4. Strengthening Provider and Partner Engagement

  • Providers play a key role in capturing insights that go beyond clinical documentation.

  • Training providers to note:

    • Patterns they observe

    • Barriers shared by patients

    • Context that affects outcomes

  • Trust-building is essential, particularly with:

    • Mixed-status families

    • Immigrant communities

    • Historically excluded populations

  • Continuous feedback loops help improve participation and data quality over time.

5. Turning Community Knowledge Into Actionable Evidence

  • Community-powered research requires shared ownership of data.

  • Communities should be:

    • Stakeholders in their own studies

    • Partners in interpretation, not just data sources

  • Qualitative and quantitative data work best together:

    • Numbers show scope

    • Stories provide meaning and context

  • Examples from El Instituto and the Puerto Rican Studies Initiative showed how small organizations can influence large policy debates when their data is organized and respected.
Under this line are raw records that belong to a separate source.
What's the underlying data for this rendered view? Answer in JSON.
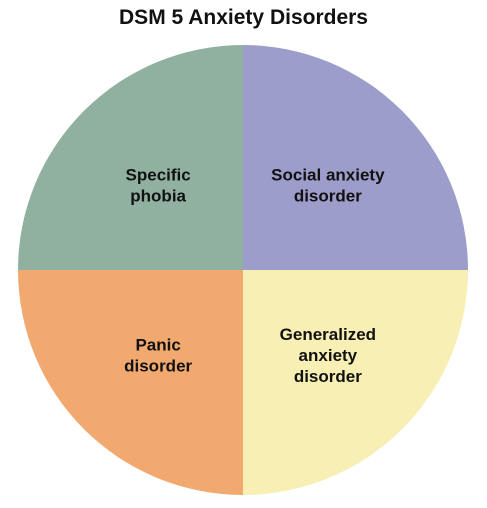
{
  "chart_data": {
    "type": "pie",
    "title": "DSM 5 Anxiety Disorders",
    "categories": [
      "Social anxiety disorder",
      "Generalized anxiety disorder",
      "Panic disorder",
      "Specific phobia"
    ],
    "values": [
      25,
      25,
      25,
      25
    ],
    "slices": [
      {
        "label_lines": [
          "Social anxiety",
          "disorder"
        ],
        "value": 25,
        "color": "#9c9dca"
      },
      {
        "label_lines": [
          "Generalized",
          "anxiety",
          "disorder"
        ],
        "value": 25,
        "color": "#f7efb3"
      },
      {
        "label_lines": [
          "Panic",
          "disorder"
        ],
        "value": 25,
        "color": "#f1a970"
      },
      {
        "label_lines": [
          "Specific",
          "phobia"
        ],
        "value": 25,
        "color": "#91b1a0"
      }
    ],
    "legend": "none"
  }
}
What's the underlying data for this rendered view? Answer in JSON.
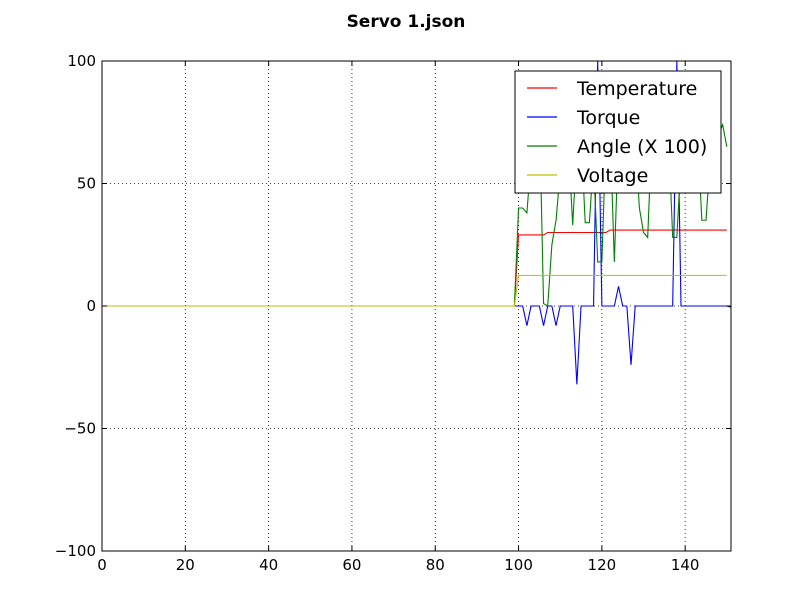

Why This Session Matters (Closing Notes)

This training reinforced that building data capacity at the grassroots level is a long-term investment—not just for today’s programs, but for future research opportunities, with or without NHHRI involvement.

By strengthening data stewardship now, organizations can:

  • Generate more accurate and culturally grounded evidence

  • Enter research partnerships with greater confidence

  • Build collective Latino data power at a national scale

Community-powered research is not about extracting data.
It’s about equipping communities to own, use, and lead with their knowledge.